Gold nanoparticles have proven to be promising for decentralized nucleic acid testing by virtue of their simple visual readout and absorbance-based quantification. A major challenge toward their practical application is to achieve ultrasensitive detection without compromising simplicity. The conventional strategy of thermocycling amplification is unfavorable (because of both instrumentation and preparation of thermostable oligonucleotide-modified gold nanoparticle probes). Herein, on the basis of a previously unreported co-precipitation phenomenon between thiolated poly(ethylene glycol)/11-mercaptoundecanoic acid co-modified gold nanoparticles and magnesium pyrophosphate crystals (an isothermal DNA amplification reaction byproduct), a new ultrasensitive and simple DNA assay platform is developed. The binding mechanism underlying the co-precipitation phenomenon is found to be caused by the complexation of carboxyl and pyrophosphate with free magnesium ions. Remarkably, poly(ethylene glycol) does not hinder the binding and effectively stabilizes gold nanoparticles against magnesium ion-induced aggregation (without pyrophosphate). In fact, a similar phenomenon is observed in other poly(ethylene glycol)- and carboxyl-containing nanomaterials. When the gold nanoparticle probe is incorporated into a loop-mediated isothermal amplification reaction, it remains as a red dispersion for a negative sample (in the absence of a target DNA sequence) but appears as a red precipitate for a positive sample (in the presence of a target). This results in a first-of-its-kind gold nanoparticle-based DNA assay platform with isothermal amplification and real-time monitoring capabilities.

Platinum nanoparticles on reduced graphene oxide as peroxidase mimetics for the colorimetric detection of specific DNA sequence.
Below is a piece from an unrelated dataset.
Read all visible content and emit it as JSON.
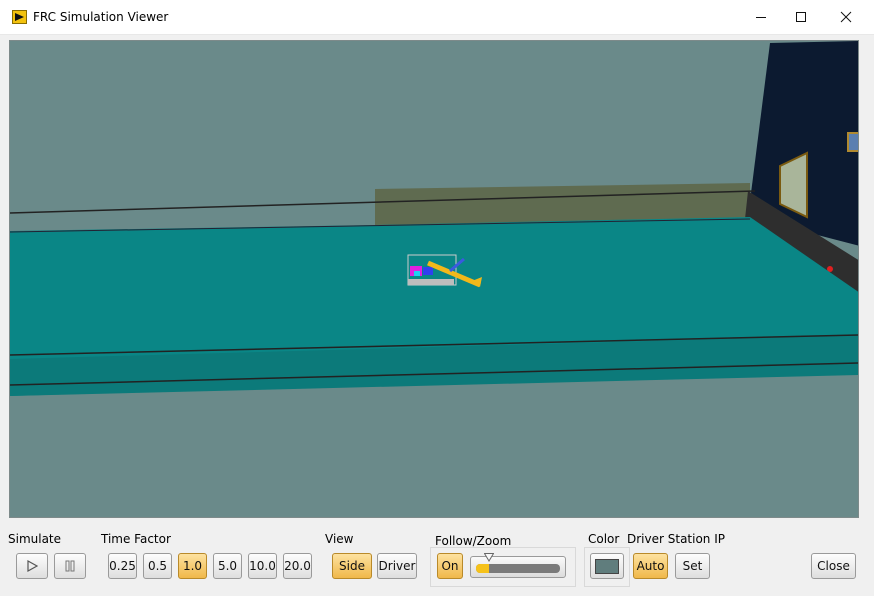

In this work, we developed a simple and sensitive colorimetric detection platform for specific DNA sequences by using peroxidase mimetics of platinum nanoparticles supported on reduced graphene oxide. This nanocomposite possessed the combined advantages of platinum nanoparticles (superior peroxidase-like activity) and reduced graphene oxide (π-stacking interaction with single-stranded but not double-stranded DNA). The catalytic activity was strongly dependent on the chloroplatinic acid-to-graphene oxide mass ratio during the synthesis step, with an optimum ratio of 7 : 1. Unlike natural peroxidase, the nanocomposite had excellent stability over wide ranges of temperature (4-90 °C) and pH (1-13). For DNA detection, the nanocomposite had higher affinity for the single-stranded probe (in the absence of target) than the probe-target duplex. The probe-bound nanocomposite was stabilized against salt-induced aggregation and thus upon the addition of 3,3',5,5'-tetramethylbenzidine and hydrogen peroxide to the supernatant, an intense blue color was generated. The linear range and limit of detection of this assay platform were 0.5-10 nM and 0.4 nM, respectively. Moreover, this platform featured high specificity that 3-base-mismatched sequence could be distinguished with the naked eye and 1-base-mismatched sequence with absorbance measurement. Furthermore, the applicability for real sample detection was demonstrated by polymerase chain reaction product analysis. Taken together, this new platform is well suited for point-of-care and on-site nucleic acid testing.